Olhem para “All Me” (2002), esta obra alucinante onde os prisioneiros com uniforme às riscas multiplicam-se como num espelho partido. Não é apenas uma representação dos trabalhos forçados, é uma meditação profunda sobre a fragmentação da identidade sob o efeito da violência institucional. Como em “A Metamorfose” de Kafka, assistimos à transformação de um ser humano sob a pressão de um sistema desumanizante. Mas onde Gregor Samsa se torna um inseto, Rembert multiplica-se para sobreviver, criando o que ele próprio chama “all of me”, todas as versões de si mesmo necessárias para suportar o inferno da prisão.
As suas obras sobre o trabalho nos campos de algodão não são simples documentários históricos. Não, essas filas infinitas de pontos brancos sobre fundo escuro são como os versos do “Bateau Ivre” de Rimbaud: uma embriaguez de padrões que transcende a mera narrativa para atingir uma dimensão poética. Como o poeta maldito que transformava a sua descida ao inferno em versos deslumbrantes, Rembert transmuta o sofrimento em beleza formal. Os campos de algodão tornam-se, nas suas mãos, constelações, galáxias de pontos brancos que dançam no couro negro, criando uma tensão visual que nos fala tanto da história da opressão como da resistência pela beleza.
Olhem para “The Dirty Spoon Café” (2002), esta cena de baile popular onde casais dançam num chão de tabuleiro de xadrez. A obra vibra com uma energia que lembra as descrições dos bares clandestinos em “O Grande Gatsby” de Fitzgerald. Como o escritor americano que usava estes locais festivos para revelar as contradições da América dos anos 20, Rembert usa estes espaços de alegria para mostrar como a comunidade negra criava bolsões de liberdade num sistema opressivo. O chão de tabuleiro de xadrez torna-se uma metáfora do jogo social complexo necessário para sobreviver no Sul segregacionista.
Mas não se deixe enganar: embora as suas obras sejam belas, nunca são decorativas. Cada golpe de cutelo no couro é como uma incisão na nossa consciência coletiva. Tome “Wingtips” (2001), que mostra o artista suspenso pelos calcanhares, prestes a ser linchado. A composição é de precisão cirúrgica, cada detalhe, até aos sapatos do carrasco, gravado com uma nitidez que dói. É o Goya americano, tão implacável quanto “Os Desastres da Guerra”, mas com esta diferença fundamental: Rembert era simultaneamente o artista e a vítima.

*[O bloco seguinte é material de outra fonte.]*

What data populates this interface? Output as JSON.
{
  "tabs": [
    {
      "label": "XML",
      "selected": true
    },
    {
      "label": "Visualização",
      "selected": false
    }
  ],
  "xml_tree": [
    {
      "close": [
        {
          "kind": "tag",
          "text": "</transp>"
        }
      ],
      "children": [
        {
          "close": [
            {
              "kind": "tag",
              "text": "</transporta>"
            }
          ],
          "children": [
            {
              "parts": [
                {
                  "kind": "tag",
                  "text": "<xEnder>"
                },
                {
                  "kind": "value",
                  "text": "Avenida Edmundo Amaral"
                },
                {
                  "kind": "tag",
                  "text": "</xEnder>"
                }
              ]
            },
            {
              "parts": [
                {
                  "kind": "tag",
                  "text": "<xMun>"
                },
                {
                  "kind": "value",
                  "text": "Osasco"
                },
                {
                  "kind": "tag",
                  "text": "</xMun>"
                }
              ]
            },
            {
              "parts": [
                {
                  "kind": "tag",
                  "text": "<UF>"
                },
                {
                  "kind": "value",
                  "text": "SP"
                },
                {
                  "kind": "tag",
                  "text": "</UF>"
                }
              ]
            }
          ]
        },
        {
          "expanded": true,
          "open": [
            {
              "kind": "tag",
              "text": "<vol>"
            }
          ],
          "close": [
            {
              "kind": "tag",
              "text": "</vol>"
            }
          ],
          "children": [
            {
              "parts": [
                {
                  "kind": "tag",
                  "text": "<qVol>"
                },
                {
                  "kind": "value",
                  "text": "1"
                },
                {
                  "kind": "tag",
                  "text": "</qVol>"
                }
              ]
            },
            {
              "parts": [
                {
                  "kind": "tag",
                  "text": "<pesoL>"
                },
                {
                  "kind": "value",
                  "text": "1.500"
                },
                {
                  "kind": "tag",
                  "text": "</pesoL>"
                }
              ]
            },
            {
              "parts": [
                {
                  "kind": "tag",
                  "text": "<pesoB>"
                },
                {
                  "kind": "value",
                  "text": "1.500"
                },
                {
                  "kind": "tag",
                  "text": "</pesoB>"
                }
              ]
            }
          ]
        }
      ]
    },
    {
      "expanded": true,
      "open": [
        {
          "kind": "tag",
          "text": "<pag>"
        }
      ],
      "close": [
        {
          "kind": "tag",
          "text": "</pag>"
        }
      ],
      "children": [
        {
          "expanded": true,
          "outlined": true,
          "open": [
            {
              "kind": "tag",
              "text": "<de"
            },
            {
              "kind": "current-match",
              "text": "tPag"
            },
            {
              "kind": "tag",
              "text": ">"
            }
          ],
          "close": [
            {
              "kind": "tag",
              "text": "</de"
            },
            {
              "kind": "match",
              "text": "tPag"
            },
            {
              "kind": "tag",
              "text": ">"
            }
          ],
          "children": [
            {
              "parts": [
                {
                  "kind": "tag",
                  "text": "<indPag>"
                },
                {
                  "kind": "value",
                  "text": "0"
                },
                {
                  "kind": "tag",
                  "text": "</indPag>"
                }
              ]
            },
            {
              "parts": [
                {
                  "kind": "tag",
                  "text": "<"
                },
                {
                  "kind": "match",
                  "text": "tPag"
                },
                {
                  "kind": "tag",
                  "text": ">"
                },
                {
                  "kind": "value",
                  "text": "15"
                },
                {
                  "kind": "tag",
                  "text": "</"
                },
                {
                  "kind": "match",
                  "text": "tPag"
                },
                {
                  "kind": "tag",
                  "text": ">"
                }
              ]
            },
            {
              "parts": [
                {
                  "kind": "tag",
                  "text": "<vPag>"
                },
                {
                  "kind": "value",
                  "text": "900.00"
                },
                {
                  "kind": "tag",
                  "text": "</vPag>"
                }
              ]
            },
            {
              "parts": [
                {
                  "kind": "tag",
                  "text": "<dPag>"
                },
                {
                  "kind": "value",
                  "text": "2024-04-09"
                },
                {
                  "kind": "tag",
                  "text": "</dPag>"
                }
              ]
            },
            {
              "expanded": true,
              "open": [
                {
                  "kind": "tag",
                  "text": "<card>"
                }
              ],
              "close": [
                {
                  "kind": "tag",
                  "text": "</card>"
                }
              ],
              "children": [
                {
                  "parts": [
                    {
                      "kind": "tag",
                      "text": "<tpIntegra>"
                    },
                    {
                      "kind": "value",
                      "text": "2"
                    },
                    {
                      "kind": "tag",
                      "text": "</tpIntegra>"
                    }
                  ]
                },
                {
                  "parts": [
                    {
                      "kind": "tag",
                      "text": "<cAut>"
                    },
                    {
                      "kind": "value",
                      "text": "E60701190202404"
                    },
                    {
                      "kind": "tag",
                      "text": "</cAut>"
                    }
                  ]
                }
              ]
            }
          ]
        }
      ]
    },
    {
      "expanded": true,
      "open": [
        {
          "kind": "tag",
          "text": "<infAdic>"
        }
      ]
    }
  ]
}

O próprio couro torna-se um elemento simbólico poderoso. Material vivo, carrega as cicatrizes da sua transformação, tal como o corpo e a alma do artista. Cada incisão, cada marca gravada no couro ecoa as feridas da história. Mas, ao contrário da tela que aceita passivamente a pintura, o couro resiste, é preciso trabalhá-lo, convencê-lo, estabelecer um diálogo físico com ele. Esta luta com o material reflete perfeitamente a luta de Rembert com as suas memórias, com a história, com a própria arte.
O génio de Rembert reside na sua capacidade de criar uma obra que transcende a simples ilustração da injustiça para atingir uma dimensão universal. As suas composições são ritmadas como o jazz, com motivos que se repetem e se transformam, criando uma música visual que fala a todos, mesmo àqueles que gostariam de fechar os olhos à história que elas contam.
Em “Cracking Rocks” (2011), os prisioneiros trabalham com martelos numa coreografia macabra. Os golpes repetidos das ferramentas contra a pedra tornam-se uma espécie de partitura visual, um ritmo implacável que estrutura o espaço da composição. Cada figura é ao mesmo tempo individual e parte de um conjunto maior, como os instrumentos numa orquestra de jazz onde a individualidade se funde numa harmonia colectiva sem se perder.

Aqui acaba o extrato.